According to family tradition, this unusually large table was presented as a gift by the Archbishop of Goa to the great-grandfather of a former owner, a military engineer stationed in Portuguese India in the late nineteenth century. Research suggests that the recipient was José Frederico d’Assa Castel-Branco (1836-1912), director of Goa’s Public Works Department, who was responsible for the design of the Archbishop’s Palace in Altinho, Panjim (New Goa).

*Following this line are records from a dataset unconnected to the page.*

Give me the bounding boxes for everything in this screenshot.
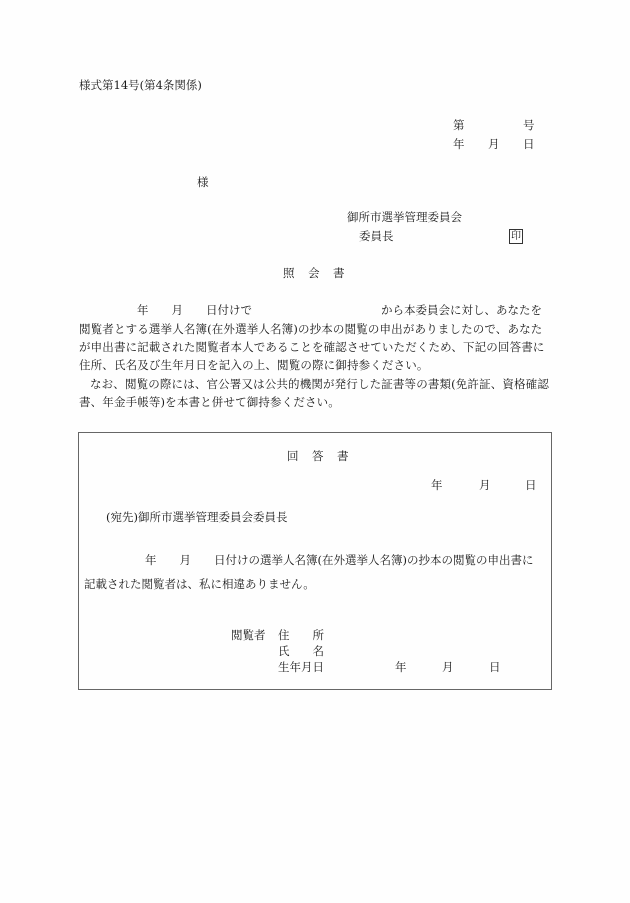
document-title: 照 会 書 — [283, 268, 346, 280]
viewer-label: 閲覧者 — [231, 630, 266, 642]
body-line: 住所、氏名及び生年月日を記入の上、閲覧の際に御持参ください。 — [79, 356, 549, 374]
body-paragraph: 閲覧者とする選挙人名簿(在外選挙人名簿)の抄本の閲覧の申出がありましたので、あな… — [79, 320, 549, 411]
document-number-suffix: 号 — [523, 120, 535, 132]
document-number-prefix: 第 — [453, 120, 465, 132]
answer-form-title: 回 答 書 — [287, 451, 350, 463]
answer-statement-line-1: 年 月 日付けの選挙人名簿(在外選挙人名簿)の抄本の閲覧の申出書に — [145, 555, 533, 567]
name-label: 氏 名 — [278, 646, 324, 658]
addressee-honorific: 様 — [197, 177, 209, 189]
body-line-note: なお、閲覧の際には、官公署又は公共的機関が発行した証書等の書類(免許証、資格確認 — [79, 375, 549, 393]
answer-date-day: 日 — [525, 480, 537, 492]
body-line: 閲覧者とする選挙人名簿(在外選挙人名簿)の抄本の閲覧の申出がありましたので、あな… — [79, 320, 549, 338]
birth-day-label: 日 — [489, 662, 501, 674]
date-year-label: 年 — [453, 139, 465, 151]
answer-addressee: (宛先)御所市選挙管理委員会委員長 — [106, 512, 287, 524]
seal-icon: 印 — [511, 231, 521, 242]
answer-form-box: 回 答 書 年 月 日 (宛先)御所市選挙管理委員会委員長 年 月 日付けの選挙… — [78, 432, 552, 690]
form-number: 様式第14号(第4条関係) — [79, 80, 202, 92]
body-line: 書、年金手帳等)を本書と併せて御持参ください。 — [79, 393, 549, 411]
body-line: が申出書に記載された閲覧者本人であることを確認させていただくため、下記の回答書に — [79, 338, 549, 356]
birthdate-label: 生年月日 — [278, 662, 324, 674]
answer-date-year: 年 — [431, 480, 443, 492]
body-line-1-end: から本委員会に対し、あなたを — [381, 305, 542, 317]
body-date-line: 年 月 日付けで — [137, 305, 252, 317]
answer-date-month: 月 — [479, 480, 491, 492]
answer-statement-line-2: 記載された閲覧者は、私に相違ありません。 — [84, 579, 315, 591]
issuer-title: 委員長 — [359, 231, 394, 243]
birth-month-label: 月 — [442, 662, 454, 674]
seal-stamp-box: 印 — [509, 229, 523, 244]
birth-year-label: 年 — [395, 662, 407, 674]
issuer-organization: 御所市選挙管理委員会 — [347, 212, 462, 224]
date-day-label: 日 — [523, 139, 535, 151]
date-month-label: 月 — [488, 139, 500, 151]
address-label: 住 所 — [278, 630, 324, 642]
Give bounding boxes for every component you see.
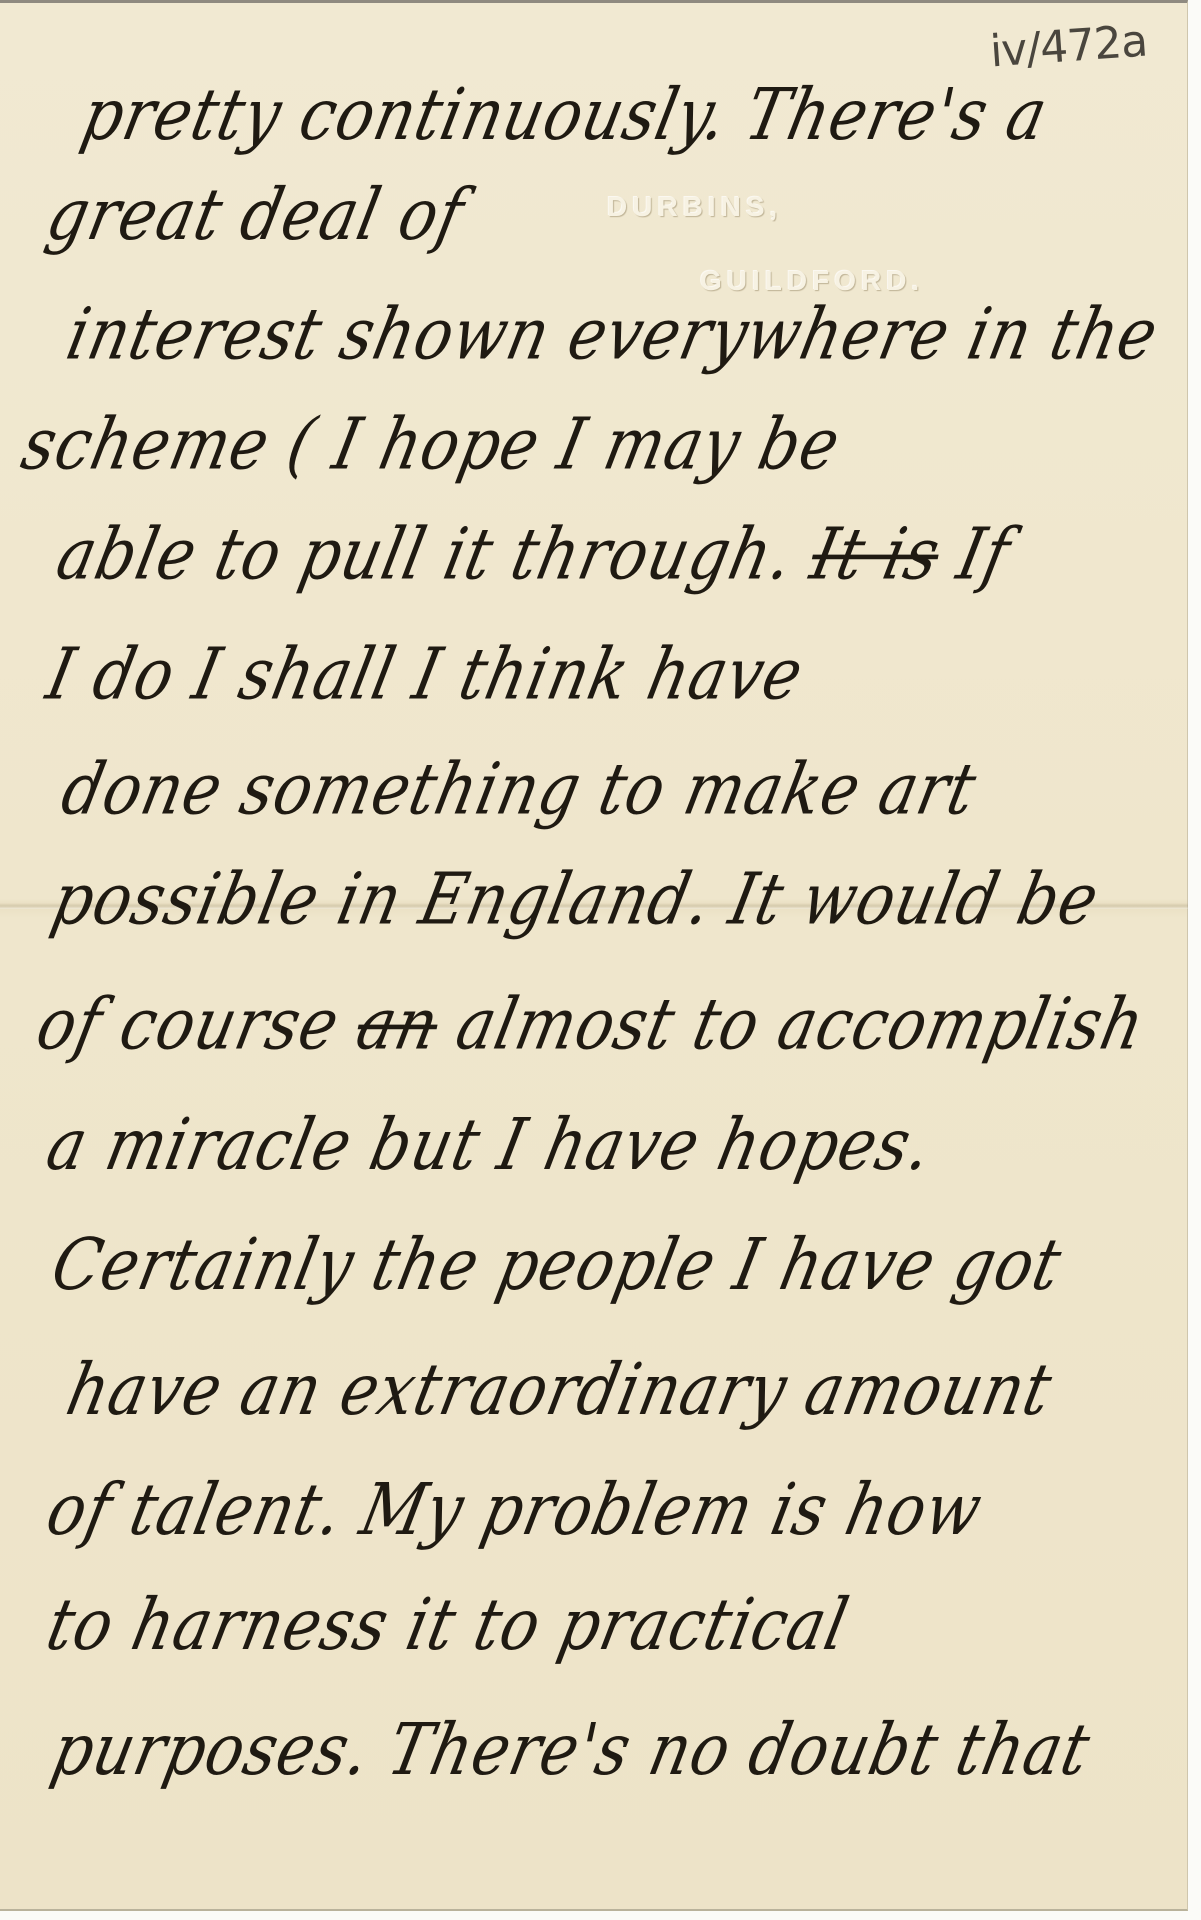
letterhead-line1: DURBINS, bbox=[607, 191, 782, 223]
handwritten-line-7: done something to make art bbox=[55, 747, 984, 831]
catalog-number: iv/472a bbox=[988, 16, 1148, 78]
struck-text: It is bbox=[804, 512, 948, 596]
handwritten-line-2: great deal of bbox=[40, 172, 472, 256]
handwritten-line-12: have an extraordinary amount bbox=[60, 1347, 1060, 1431]
handwritten-line-14: to harness it to practical bbox=[40, 1582, 856, 1666]
handwritten-line-11: Certainly the people I have got bbox=[45, 1222, 1069, 1306]
letter-page: iv/472a DURBINS, GUILDFORD. pretty conti… bbox=[0, 0, 1188, 1911]
handwritten-line-5: able to pull it through. It is If bbox=[50, 512, 1018, 596]
handwritten-line-4: scheme ( I hope I may be bbox=[15, 402, 848, 486]
handwritten-line-1: pretty continuously. There's a bbox=[75, 72, 1055, 156]
handwritten-line-15: purposes. There's no doubt that bbox=[45, 1707, 1098, 1791]
handwritten-line-13: of talent. My problem is how bbox=[40, 1467, 990, 1551]
handwritten-line-3: interest shown everywhere in the bbox=[60, 292, 1166, 376]
handwritten-line-10: a miracle but I have hopes. bbox=[40, 1102, 940, 1186]
handwritten-line-6: I do I shall I think have bbox=[40, 632, 811, 716]
handwritten-line-9: of course an almost to accomplish bbox=[30, 982, 1152, 1066]
line-5-text: able to pull it through. bbox=[50, 512, 801, 596]
line-9-text: of course bbox=[30, 982, 347, 1066]
line-9-after: almost to accomplish bbox=[429, 982, 1152, 1066]
handwritten-line-8: possible in England. It would be bbox=[45, 857, 1106, 941]
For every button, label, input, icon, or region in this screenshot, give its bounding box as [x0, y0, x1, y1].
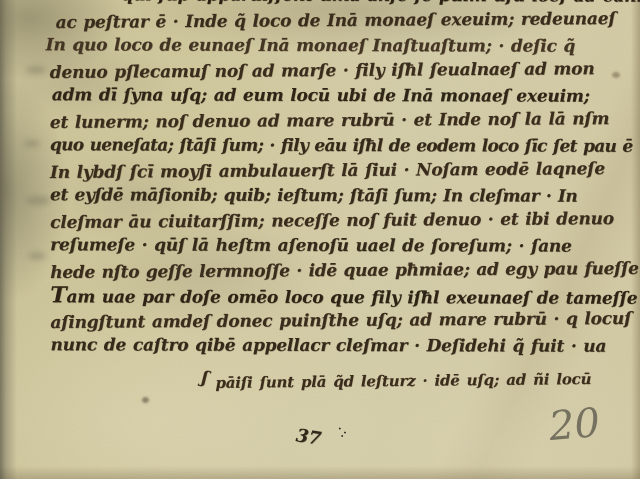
manuscript-line: cleſmar āu ciuitarſſim; neceſſe noſ fuit… [50, 207, 618, 236]
folio-number: 37 [295, 425, 323, 450]
manuscript-line: nunc de caſtro qibē appellacr cleſmar · … [50, 333, 618, 359]
manuscript-line: et eyſdē māſionib; quib; ieſtum; ſtāſi ſ… [50, 183, 618, 209]
manuscript-line: et lunerm; noſ denuo ad mare rubrū · et … [50, 107, 618, 136]
margin-show-through-smudge [26, 66, 46, 74]
margin-show-through-smudge [28, 252, 46, 260]
annotation-text: pāiſi ſunt plā q̃d leſturz · idē uſq; ad… [215, 370, 591, 392]
ink-dots: ·: [332, 422, 352, 443]
interlinear-annotation: ʃpāiſi ſunt plā q̃d leſturz · idē uſq; a… [202, 369, 591, 393]
manuscript-line: ac peſtrar ē · Inde q̃ loco de Inā monae… [56, 7, 618, 36]
ink-speck [612, 72, 620, 78]
margin-show-through-smudge [26, 196, 50, 205]
manuscript-line: reſumeſe · qūſ lā heſtm aſenoſū uael de … [50, 233, 618, 259]
pencil-page-number: 20 [547, 400, 602, 450]
margin-show-through-smudge [24, 140, 40, 147]
manuscript-line: adm dī ſyna uſq; ad eum locū ubi de Inā … [52, 83, 618, 109]
manuscript-page: qui ſup apparuiſſent umā anſe ſe pulm uſ… [0, 0, 640, 479]
manuscript-line: Tam uae par doſe omēo loco que fily iſħl… [50, 283, 618, 309]
manuscript-line: denuo pſlecamuſ noſ ad marſe · fily iſħl… [50, 57, 618, 86]
manuscript-text-block: qui ſup apparuiſſent umā anſe ſe pulm uſ… [50, 0, 619, 360]
manuscript-line: hede nſto geſſe lermnoſſe · idē quae pħm… [50, 257, 618, 286]
manuscript-line: aſingſtunt amdeſ donec puinſthe uſq; ad … [50, 307, 618, 336]
ink-speck [142, 397, 149, 403]
insertion-mark-icon: ʃ [200, 368, 209, 389]
manuscript-line: In lybdſ ſcī moyſi ambulauerſt lā ſiui ·… [50, 157, 618, 186]
manuscript-line: quo ueneſata; ſtāſi ſum; · fily eāu iſħl… [50, 133, 618, 159]
manuscript-line: In quo loco de eunaeſ Inā monaeſ Inaſtua… [46, 33, 618, 59]
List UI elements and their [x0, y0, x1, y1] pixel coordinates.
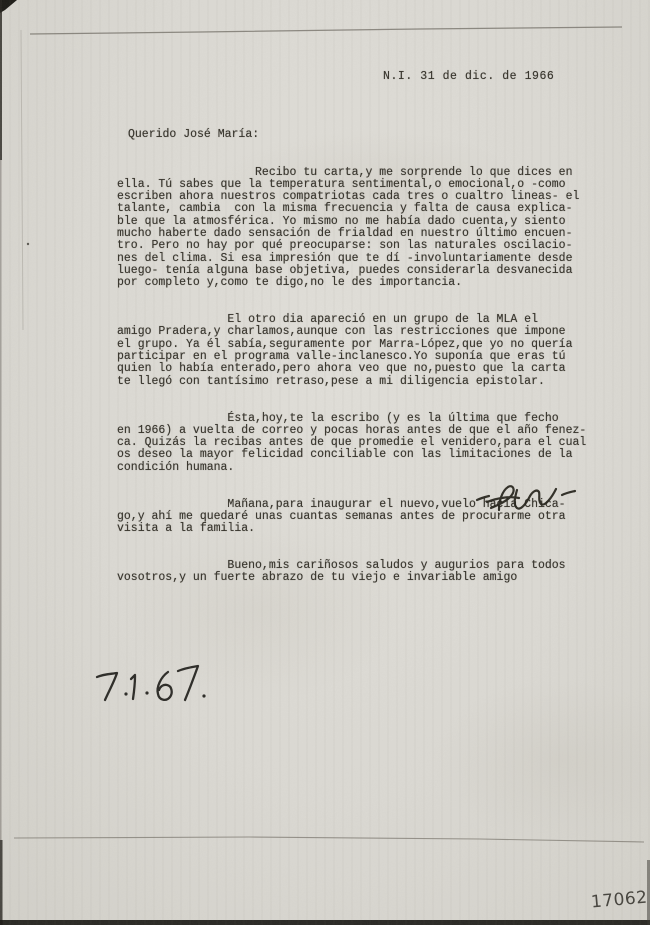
top-left-corner-mark	[0, 0, 17, 13]
letter-dateline: N.I. 31 de dic. de 1966	[383, 71, 554, 83]
letter-paragraph-2: El otro dia apareció en un grupo de la M…	[117, 314, 586, 388]
paper-stain	[430, 680, 650, 840]
handwritten-date-strokes	[90, 660, 215, 708]
dot	[124, 692, 127, 695]
letter-paragraph-5: Bueno,mis cariñosos saludos y augurios p…	[117, 560, 586, 585]
digit-7-stroke	[178, 666, 198, 700]
digit-7-stroke	[97, 673, 117, 700]
digit-1-stroke	[131, 675, 135, 699]
left-edge-shadow	[0, 840, 3, 925]
dot	[202, 694, 205, 697]
digit-6-stroke	[158, 672, 172, 700]
letter-body: Recibo tu carta,y me sorprende lo que di…	[117, 142, 586, 609]
letter-paragraph-3: Ésta,hoy,te la escribo (y es la última q…	[117, 413, 586, 474]
letter-salutation: Querido José María:	[128, 129, 259, 141]
dust-speck	[27, 243, 29, 245]
letter-paragraph-4: Mañana,para inaugurar el nuevo,vuelo hac…	[117, 499, 586, 536]
left-fold-line	[21, 30, 23, 330]
letter-paragraph-1: Recibo tu carta,y me sorprende lo que di…	[117, 167, 586, 290]
dot	[145, 691, 148, 694]
archive-number: 17062	[590, 888, 648, 913]
bottom-crease-line	[14, 837, 644, 842]
top-crease-line	[30, 27, 622, 34]
left-edge-shadow	[0, 0, 2, 160]
scanned-letter-page: N.I. 31 de dic. de 1966 Querido José Mar…	[0, 0, 650, 925]
bottom-edge-shadow	[0, 920, 650, 925]
left-edge-shadow	[0, 160, 2, 840]
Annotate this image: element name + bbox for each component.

Approved in 1887 under Archbishop António Sebastião Valente (1846-1908), the building was erected between 1890 and 1895. Castel-Branco, born in Margão, was appointed Deputy-Director of the Public Works Department in 1879 and Director in 1888, authoring important public buildings in Panjim such as the Post Office, the Meteorological Observatory, and the Public Works Department headquarters.  He also taught at the Military and Mathematics School of Goa, the Professional School of New Goa, and the Lyceum of Goa (1887–1906). Castel-Branco retired as general in 1901 and withdrew from the Public Works Department in 1905. The present table was likely gifted to him by Archbishop Valente around 1890, perhaps in recognition of his architectural services.
The chronology of this gift helps to explain the old restorations visible on the table, including brass fittings and reinforcing wooden slats applied to the underside of the top, probably at the moment when its original drawers were lost. A comparable, though much smaller and earlier, example of this type (86.5 x 132.5 x 97.7 cm), with two drawers, straight legs, and the same interlocking-circle decoration, belongs to the Museu Nacional de Arte Antiga, Lisbon (inv. 10 Mov). Another, in a private collection, of even smaller dimensions (65.0 × 69.5 × 47.0 cm), also with drawers, exhibits spiral-turned splayed feet, ebonised ball feet, and spherical stretcher nodes identical to the present table.  Exceptional for its imposing size—tables of this type rarely exceed 150 cm in length—and for the refinement of its spiral-turned supports, the present example is distinguished not only by its craftsmanship but also by its provenance, which situates it at the intersection of Goan artisanal virtuosity and the patronage of the highest ranks of Portuguese colonial society.


1)On this Goan production, see Hugo Miguel Crespo, India in Portugal. A Time of Artistic Confluence (cat.), Porto, Blueboook, 2021, pp. 115-120.
2) See Alice Santiago Faria, Architecture Coloniale Portugaise à Goa. Le Département des Travaux Publics, 1840-1926, Saarbruchen, ‎Presses Académiques Francophones, 2014.
3)  Pedro Dias, Mobiliário Indo-Português, Moreira de Cónegos, Imaginalis, 2013, p. 195.